People cheer these things on because they are tired of the other view point and don’t care to question solidarity during a global pandemic.

People question science all the time. Heck we all have people who tell us about this herb or diet that will fix things, or how plastic is deadly.

In addition the platforms removed this content, not the govt. And the platforms would 100% do it again, since we are discussing this topic with the benefit of hindsight.

Misinfo evidence shows that once misinfo is absorbed and accepted, people defend it. If the data shows that those scientists and doctors were wrong - people would ignore the data and reiterate their talking points.


The good and bad of the internet is that everyone appears the same. You might be an expert in X and I should listen to you. And right next to you may be a troll or someone trying to sow discord who twists your legitimate opinion just a bit to influence me. How can I tell the difference?


I will never, ever forgive or forget the absolute amount of censorship and tolerance for punishing “wrongthink” during the lockdown years. Ever. It completely shattered my faith in the government and “Science”.

God forbid anybody show any intellectual curiosity if it went against the doomer dogma.

And the worst part is the people with the “wrong think” were right. Covid didn’t have a “4% kill rate”. It almost certainly came from a lab. The vaccine was not always safe and definitely wasn’t effective. Lockdowns didn’t work and neither did masks. Closing school for two years and keeping kids locked inside on iPads will fuck them up for the rest of their lives.

And saying any of that resulted in being banned, accused of “dangerous thought”, and being yelled at by society.


I don't think saying any of that resulted in being banned because I saw it constantly.

Also you are still wrong about most of that. The vaccine is certainly safe and effective, masks definitely help, lockdowns definitely helped the overrun hospitals. Yes there were adverse effects in some of these policies unfortunately.


Doesn’t even matter if I’m right or wrong about it working. There was no assessment to if the costs outweighed the benefits. Ever. Because even if you are right does not make it okay to do any of what was done.

There were plenty of things besides a myopic fixation on one single problem to the exclusion of literally everything else.

It takes an extreme amount of privilege to look back and say we should have done any of that.

… it was unethical, immoral, authoritarian and plain evil. I don’t care if any of it “worked” because even if it did the costs vastly outweigh any of the “working” bit. The fact it requires a lot of contortion to show any effect at all should give a reasonable person a concerned pause. Any idiot off the street should be able to clearly see the effects of masks and lockdowns without reading a bunch of statistics first. This is clearly not the case at all….

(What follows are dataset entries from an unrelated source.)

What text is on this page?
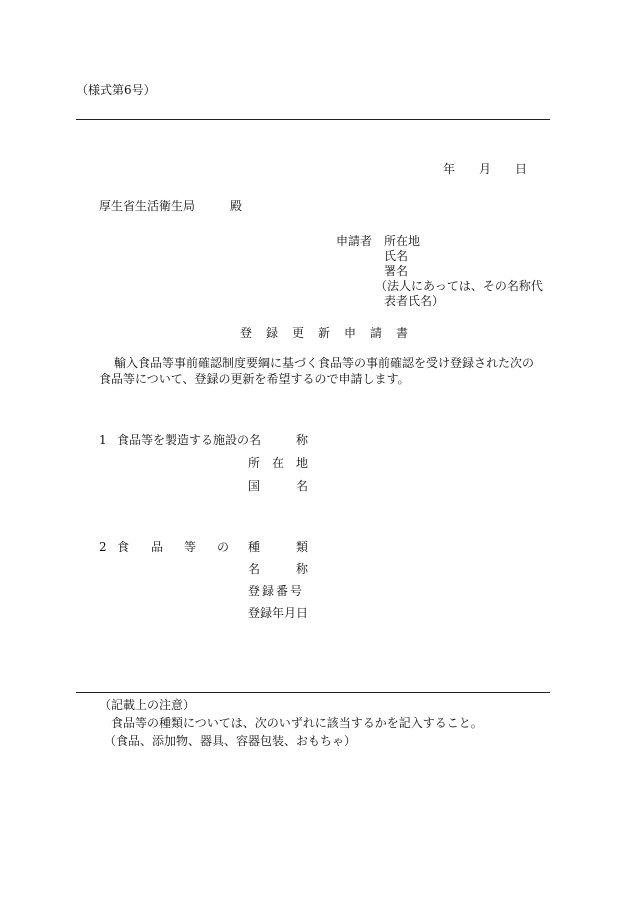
（様式第6号）
年 月 日
厚生省生活衛生局	殿
申請者 所在地
氏名
署名
（法人にあっては、その名称代
表者氏名）
登録更新申請書
輸入食品等事前確認制度要綱に基づく食品等の事前確認を受け登録された次の
食品等について、登録の更新を希望するので申請します。
1 食品等を製造する施設の名	称
所 在 地
国	名
2 食 品 等 の 種	類
名	称
登録番号
登録年月日
（記載上の注意）
食品等の種類については、次のいずれに該当するかを記入すること。
（食品、添加物、器具、容器包装、おもちゃ）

And again, doesn’t matter if “it worked” because “it worked” only holds true in the most myopic, sheltered, privileged world view possible. For any view that sees the world through a lens besides Covid, what we did was clearly insane.



I didn't see a lot of people banned for questioning. Most people were banned for authoritatively affirming things.

(But then, that "a lot" is there for a reason. There has been some bad behavior from the platform too.)


You clearly were not on “the other side” of the mainstream Covid narrative. There absolutely was plenty of banning going on.